Hakka Immortal Rice Cake
Meizhou Hakka people’s Immortal Rice Cake is made of Immortal Grass as the main raw material. Immortal Grass is also called jelly grass and likes to grow on slopes and valleys. It tastes sweet and cool, and has the effect of clearing away heat and relieving summer heat. The method of making prickly pear soup is simple. First put dry prickly pear grass into a pot and simmer it. When the heat reaches a certain level, pick up the grass stains, then filter the prickly pear soup, then pour in an appropriate amount of starch or rice flour and sweet potato flour, and heat it Stir constantly until the soup turns into a paste, then pour it into a porcelain bowl to cool, and it becomes a fairy plate. With the improvement of modern technology, some areas use fairy grass to make fairy cake powder, which greatly simplifies the production process. After cooling, the fairy board is in the shape of black gel. When eating, it can be placed in a bowl, broken into pieces with a knife, and mixed with honey (or white sugar) and fragrant dew. It is sweet, fragrant, tough, smooth and has "fairy grass". Unique fragrance. It can not only quench hunger and thirst, but also has many functions such as clearing away heat and repelling summer heat, aiding digestion, lowering blood lipids, and treating diabetes.

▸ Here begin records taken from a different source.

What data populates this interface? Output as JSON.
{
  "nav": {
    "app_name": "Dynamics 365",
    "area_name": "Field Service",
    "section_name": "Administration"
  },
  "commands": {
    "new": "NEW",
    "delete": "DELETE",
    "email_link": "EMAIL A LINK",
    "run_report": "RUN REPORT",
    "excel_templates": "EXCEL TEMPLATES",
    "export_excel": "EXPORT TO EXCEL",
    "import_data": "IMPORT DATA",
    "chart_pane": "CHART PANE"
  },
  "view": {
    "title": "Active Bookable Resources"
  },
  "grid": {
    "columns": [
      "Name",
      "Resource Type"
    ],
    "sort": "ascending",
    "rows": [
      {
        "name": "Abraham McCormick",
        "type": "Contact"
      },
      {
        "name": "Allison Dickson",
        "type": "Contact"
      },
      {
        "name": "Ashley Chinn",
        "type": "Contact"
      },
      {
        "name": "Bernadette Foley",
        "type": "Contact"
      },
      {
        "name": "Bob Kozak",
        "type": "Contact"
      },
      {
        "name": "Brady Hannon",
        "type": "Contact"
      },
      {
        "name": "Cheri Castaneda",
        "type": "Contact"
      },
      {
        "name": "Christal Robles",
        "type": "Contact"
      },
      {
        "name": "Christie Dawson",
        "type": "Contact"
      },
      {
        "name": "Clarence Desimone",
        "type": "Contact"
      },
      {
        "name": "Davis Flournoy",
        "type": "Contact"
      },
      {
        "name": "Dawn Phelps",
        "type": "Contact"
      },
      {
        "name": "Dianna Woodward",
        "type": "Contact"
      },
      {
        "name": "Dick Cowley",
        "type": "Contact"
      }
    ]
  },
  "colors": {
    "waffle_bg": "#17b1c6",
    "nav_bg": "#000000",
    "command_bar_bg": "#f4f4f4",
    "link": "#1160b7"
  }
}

, cure hunger" effect. According to expert research, eating immortal rice cakes regularly has the effects of quenching thirst, relieving heat, and promoting body fluid production. It has certain curative effects on hypertension, rheumatoid arthritis, heatstroke, colds, diabetes, etc.
Hakka Yongdou Fu
Meizhou, a thousand-year-old city, is known as the "Hakka Capital". People from the Central Plains "migrated southward in clothes and clothes", which not only brought with them the culture of high-quality reading, but also Hakka cuisine has formed its own food culture. Fried tofu the size of a matchbox until golden brown, stuffed with pork and fish stuffing, chopped green onion and sesame oil, put it in a clay pot with chicken soup and simmered until the aroma overflowed. I think the Hakka people who came to Meizhou had no wheat to make dumplings, so they created such a delicious dish.